In our model we used both a two-group prior and a one-group prior, at different levels. We bypassed the computational burden of the two-group formulation by developing a variational approach that permits fast inference, even under the spike-and-slab prior of the first level. Crucially, the spike-and-slab formulation directly serves the primary aim of our method: the detection of hotspot effects via a dedicated parameter, θ_s, that allows further borrowing of information across the responses. We saw how this leads to a natural representation of the hotspot propensities as predictor-specific modulations of the probability of association. We then made use of the adaptive properties of the global-local horseshoe formulation to embed a penalty that adjusts for the response dimension and prevents the manifestation of artifactual hotspots when the likelihood is relatively flat; we provided two complementary justifications for its choice.
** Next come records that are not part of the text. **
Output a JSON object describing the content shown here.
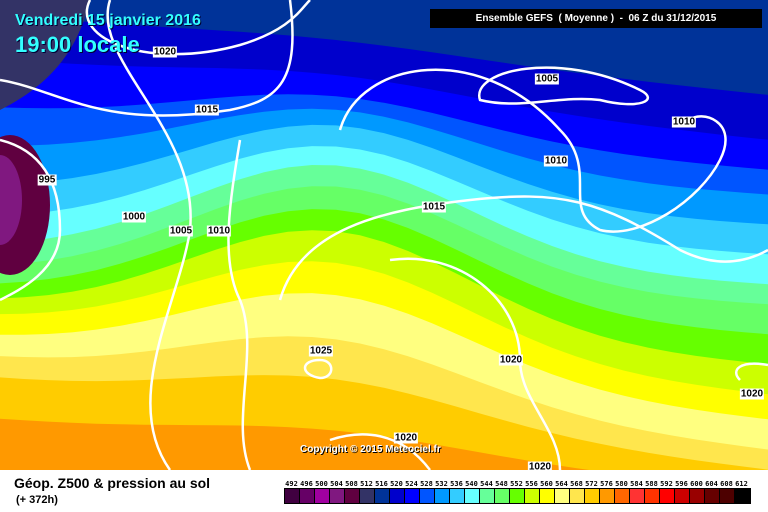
{
  "title": {
    "date": "Vendredi 15 janvier 2016",
    "time": "19:00 locale"
  },
  "header": "Ensemble GEFS  ( Moyenne )  -  06 Z du 31/12/2015",
  "copyright": "Copyright © 2015 Meteociel.fr",
  "footer": {
    "title": "Géop. Z500 & pression au sol",
    "lead": "(+ 372h)"
  },
  "isobar_labels": [
    "1020",
    "1015",
    "1005",
    "1010",
    "1010",
    "995",
    "1000",
    "1005",
    "1010",
    "1015",
    "1025",
    "1020",
    "1020",
    "1020",
    "1020"
  ],
  "legend": {
    "levels": [
      "492",
      "496",
      "500",
      "504",
      "508",
      "512",
      "516",
      "520",
      "524",
      "528",
      "532",
      "536",
      "540",
      "544",
      "548",
      "552",
      "556",
      "560",
      "564",
      "568",
      "572",
      "576",
      "580",
      "584",
      "588",
      "592",
      "596",
      "600",
      "604",
      "608",
      "612"
    ],
    "colors": [
      "#400040",
      "#660066",
      "#a000a0",
      "#801880",
      "#600040",
      "#333366",
      "#003399",
      "#0000cc",
      "#0000ff",
      "#0055ff",
      "#0099ff",
      "#33ccff",
      "#66ffff",
      "#66ff99",
      "#66ff66",
      "#66ff00",
      "#ccff00",
      "#ffff00",
      "#ffff80",
      "#ffe64d",
      "#ffcc00",
      "#ff9900",
      "#ff6600",
      "#ff3333",
      "#ff3300",
      "#ff0000",
      "#cc0000",
      "#990000",
      "#660000",
      "#4d0000",
      "#000000"
    ]
  }
}
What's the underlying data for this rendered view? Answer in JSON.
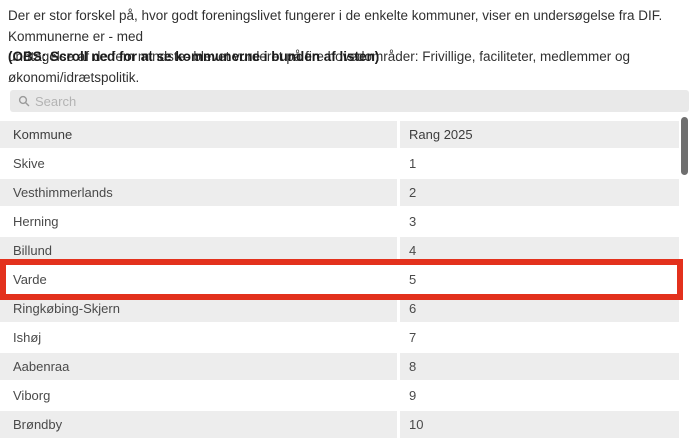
{
  "intro": {
    "line1": "Der er stor forskel på, hvor godt foreningslivet fungerer i de enkelte kommuner, viser en undersøgelse fra DIF.  Kommunerne er - med",
    "line2": "undtagelse af de fem mindste- blevet vurderet på fire hovedområder: Frivillige, faciliteter, medlemmer og økonomi/idrætspolitik.",
    "note": "(OBS: Scroll ned for at se kommunerne i bunden af listen)"
  },
  "search": {
    "placeholder": "Search",
    "value": ""
  },
  "table": {
    "columns": [
      "Kommune",
      "Rang 2025"
    ],
    "rows": [
      {
        "kommune": "Skive",
        "rang": "1"
      },
      {
        "kommune": "Vesthimmerlands",
        "rang": "2"
      },
      {
        "kommune": "Herning",
        "rang": "3"
      },
      {
        "kommune": "Billund",
        "rang": "4"
      },
      {
        "kommune": "Varde",
        "rang": "5"
      },
      {
        "kommune": "Ringkøbing-Skjern",
        "rang": "6"
      },
      {
        "kommune": "Ishøj",
        "rang": "7"
      },
      {
        "kommune": "Aabenraa",
        "rang": "8"
      },
      {
        "kommune": "Viborg",
        "rang": "9"
      },
      {
        "kommune": "Brøndby",
        "rang": "10"
      }
    ],
    "highlighted_row": "Varde"
  },
  "icons": {
    "search": "magnifying-glass"
  },
  "colors": {
    "highlight_border": "#e3311d",
    "row_shaded": "#ededed",
    "search_background": "#e9e9e9",
    "scrollbar_thumb": "#6f6f6f"
  }
}
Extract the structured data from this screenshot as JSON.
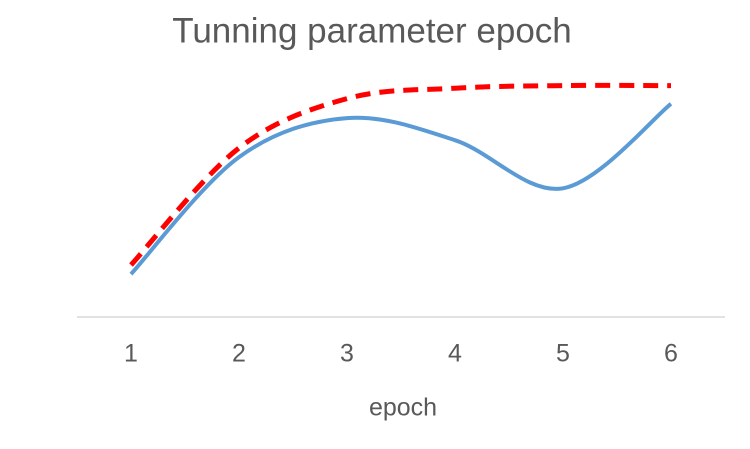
{
  "chart_data": {
    "type": "line",
    "title": "Tunning parameter epoch",
    "x_label": "epoch",
    "categories": [
      "1",
      "2",
      "3",
      "4",
      "5",
      "6"
    ],
    "series": [
      {
        "color": "#5b9bd5",
        "style": "solid",
        "values": [
          16.5,
          61.5,
          76.5,
          68,
          49.5,
          82
        ]
      },
      {
        "color": "#ff0000",
        "style": "dashed",
        "values": [
          20,
          65,
          84,
          88,
          89,
          89
        ]
      }
    ],
    "ylim": [
      0,
      100
    ],
    "smooth": true,
    "grid": false
  }
}
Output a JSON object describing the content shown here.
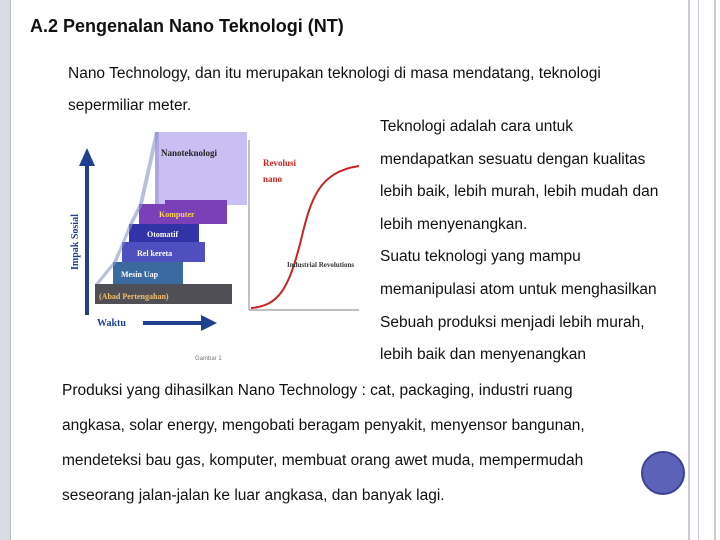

Several extensions may be considered. First, the illustration on stimulated-monocyte eQTL data suggests extending the model to jointly account for the multiple stimulated states. Other types of conditions may benefit from such joint modelling: for instance, molecular QTL data are nowadays often collected for multiple tissues or time points. See Petretto et al. (2010) and Lewin et al. (2015) for examples based on the model of Richardson, Bottolo and Rosenthal (2011). Second, on the algorithmic side a natural enhancement would be to embed the annealing temperature as an auxiliary parameter to be inferred. This would permit adaptive and dynamic control of the temperature schedule and may help to balance the number of temperatures used and, hence, the use of resources, with the level of entropy needed for good exploration. Mandt et al. (2016) have a procedure based on this idea, but their proposal requires precomputing an approximation of the joint distribution normalizing constant. Sensible cheap estimates may be envisioned for large n cases but are unrealistic for highdimensional regression. Obtaining theoretical guarantees for our algorithm would also be beneficial; several recent results on tempered variational approximation for simpler models suggest that desirable convergence properties may be provable for our annealed variational updates (Alquier, Ridgway and Chopin (2016), Alquier and Ridgway (2017), Yang, Pati and Bhattacharya (2017)).

We do not claim that our approach can provide direct conclusive evidence on the functional consequences of the identified hotspots, as this always requires follow-up studies at the level of individual loci. We do argue, however, that it is well suited to highlight promising candidate variants for functional studies which may save substantial investment in prospective research. Our method applies to any type of molecular QTL problem. In particular, it may be used with proteomic and lipidomic expression data which are gaining in popularity because they may be more closely linked with clinical phenotypes.